Now Mr. Griffith, 36, faces federal charges that he violated international sanctions. He was arrested on Thursday as he landed at Los Angeles International Airport. The charges come after the Trump administration raised concerns over the summer about the national security threat cryptocurrencies pose because of their potential to be used to finance illicit activities. During his speech and in discussions afterward, Griffith provided information about how North Korea could use cryptocurrency to “achieve independence from the global banking system,” the complaint said. He also later made plans “to facilitate the exchange” of a digital currency between North and South Korea.
Mr.

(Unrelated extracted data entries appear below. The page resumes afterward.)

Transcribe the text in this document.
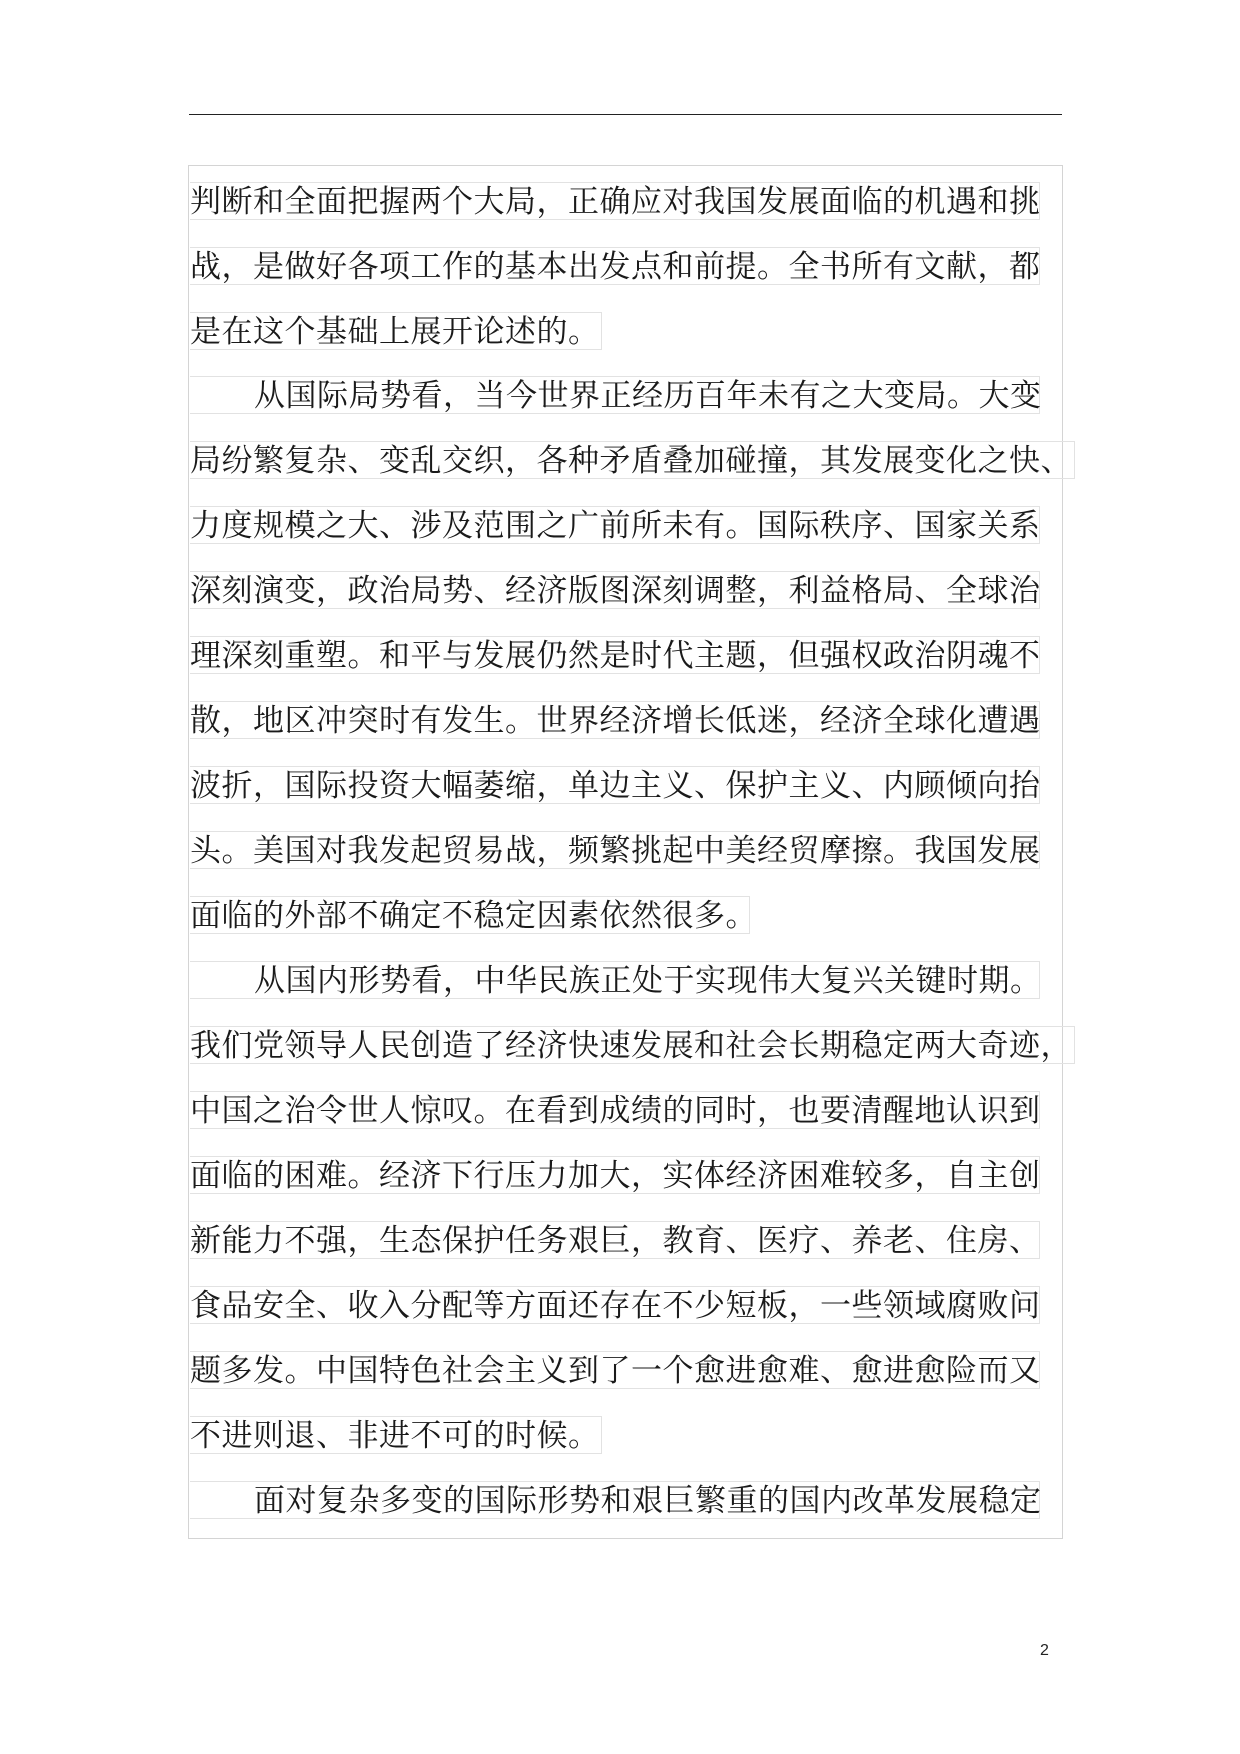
判断和全面把握两个大局，正确应对我国发展面临的机遇和挑
战，是做好各项工作的基本出发点和前提。全书所有文献，都
是在这个基础上展开论述的。
从国际局势看，当今世界正经历百年未有之大变局。大变
局纷繁复杂、变乱交织，各种矛盾叠加碰撞，其发展变化之快、
力度规模之大、涉及范围之广前所未有。国际秩序、国家关系
深刻演变，政治局势、经济版图深刻调整，利益格局、全球治
理深刻重塑。和平与发展仍然是时代主题，但强权政治阴魂不
散，地区冲突时有发生。世界经济增长低迷，经济全球化遭遇
波折，国际投资大幅萎缩，单边主义、保护主义、内顾倾向抬
头。美国对我发起贸易战，频繁挑起中美经贸摩擦。我国发展
面临的外部不确定不稳定因素依然很多。
从国内形势看，中华民族正处于实现伟大复兴关键时期。
我们党领导人民创造了经济快速发展和社会长期稳定两大奇迹，
中国之治令世人惊叹。在看到成绩的同时，也要清醒地认识到
面临的困难。经济下行压力加大，实体经济困难较多，自主创
新能力不强，生态保护任务艰巨，教育、医疗、养老、住房、
食品安全、收入分配等方面还存在不少短板，一些领域腐败问
题多发。中国特色社会主义到了一个愈进愈难、愈进愈险而又
不进则退、非进不可的时候。
面对复杂多变的国际形势和艰巨繁重的国内改革发展稳定
2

Griffith, an American citizen who lives in Singapore and works for the Ethereum Foundation, is accused of conspiring with North Korea since August 2018. He appeared in federal court in Los Angeles last week and will eventually be brought to New York. He faces up to 20 years in prison.
“We cannot allow anyone to evade sanctions, because the consequences of North Korea obtaining funding, technology, and information to further its desire to build nuclear weapons put the world at risk,” said William F. Sweeney Jr., an assistant director-in-charge at the Federal Bureau of Investigation. “It’s even more egregious that a U.S. citizen allegedly chose to aid our adversary.”
Hacker magazine, 2600, where Mr. Griffith was a contributing writer, issued a statement on Twitter on Friday saying that his arrest was “an attack on all of us.” The magazine’s editor, who uses the pen name Emmanuel Goldstein, said on Twitter that what Mr. Griffith had done — explaining the concept of cryptocurrency — was not a crime. He added, “He’s a typical hacker who loves technology and adventure.”
A self-described ex-hacker, Mr. Griffith earned a doctorate from the California Institute of Technology in computational and neural systems, then went to work in Silicon Valley, where he developed a reputation as a tech-world rebel.